At the end of the smaller corridor were French doors that yielded to the turn of a brass handle. Shmeltzer and Daoud ran out onto a stone landing guarded on both sides by reclining statuary lions, leaped down half a dozen steps, and found themselves facing the rear grounds of the hospital-neglected estate grounds, once elaborately landscaped, now just an expanse of red dirt bordered by the ragged remains of privet hedges and walled by tall old pines. Empty flower beds and patches of rusty earth interrupted by seemingly random copses of younger trees. To the far west of the ground was an enclosed pen for animals; all else was open space.

But the entire property was enclosed by three meters of chain link.

Trapped.

"Where now?" said Daoud, running in place.

Shmeltzer stopped, felt his knees aching, his heart pumping furiously. Thinking: Funny if I got a real heart attack.

He surveyed the grounds, looked back at the hospital. Much of the rear of the huge pink building's ground floor consisted of glass panels-more French doors leading out to a canopied sun porch. A solarium back in Mandate days-goddamned Brits sunning themselves while their empire rotted out from under them. Now the dining room.
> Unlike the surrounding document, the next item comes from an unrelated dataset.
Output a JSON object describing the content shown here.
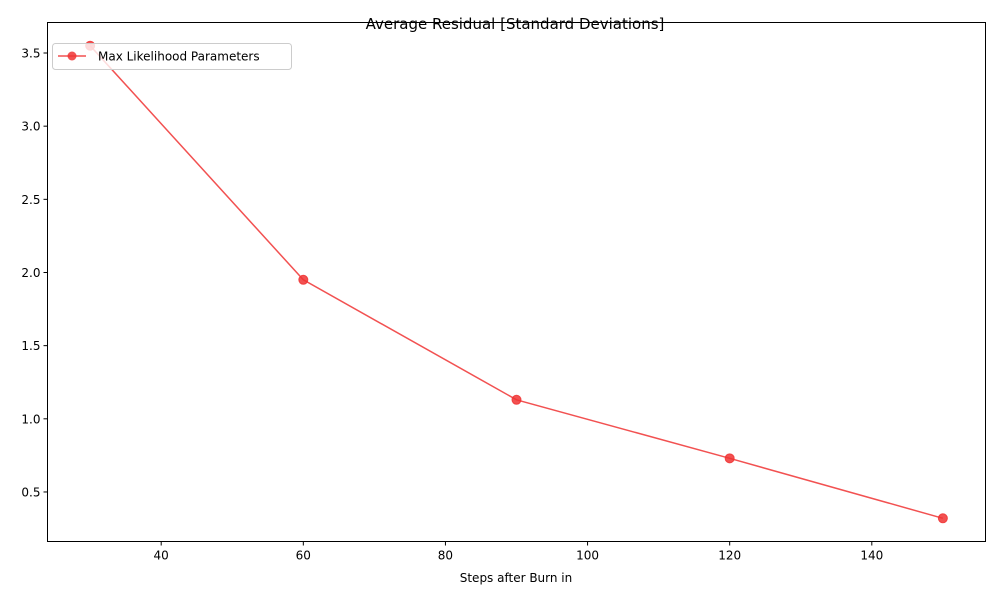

The sun porch was unoccupied, but if anyone was inside the dining room looking out, he and the Arab would be easy to spot. A real mess.

Still, what was the alternative?

"Keep going," he said, pointing to the north end of the property.

What had once been a rolling lawn was now dirt coated with stones and pine needles. They ran for the shelter of a copse of pines, ran through several meters of shade before exiting the trees and finding themselves on steeply sloping barren ground leading directly to the northern perimeter of the property-a cliff edge. A hinged rectangle had been cut out of the chain link, framing blue sky. A door to the heavens.

Hell of a view, thought Shmeltzer, taking in the distant cream-and-purple contours of the desert, the terraced hills of Judea, still coated with greenery.

Sapphire sky above; big dry blanket below. Hills for folds. Caves for moth holes.

Caves.

He looked back through the trees, saw two figures on the sun porch, one of them in khaki, the other in white. They stood there for a while, went back inside.

Who the hell cared about one sick old Arab?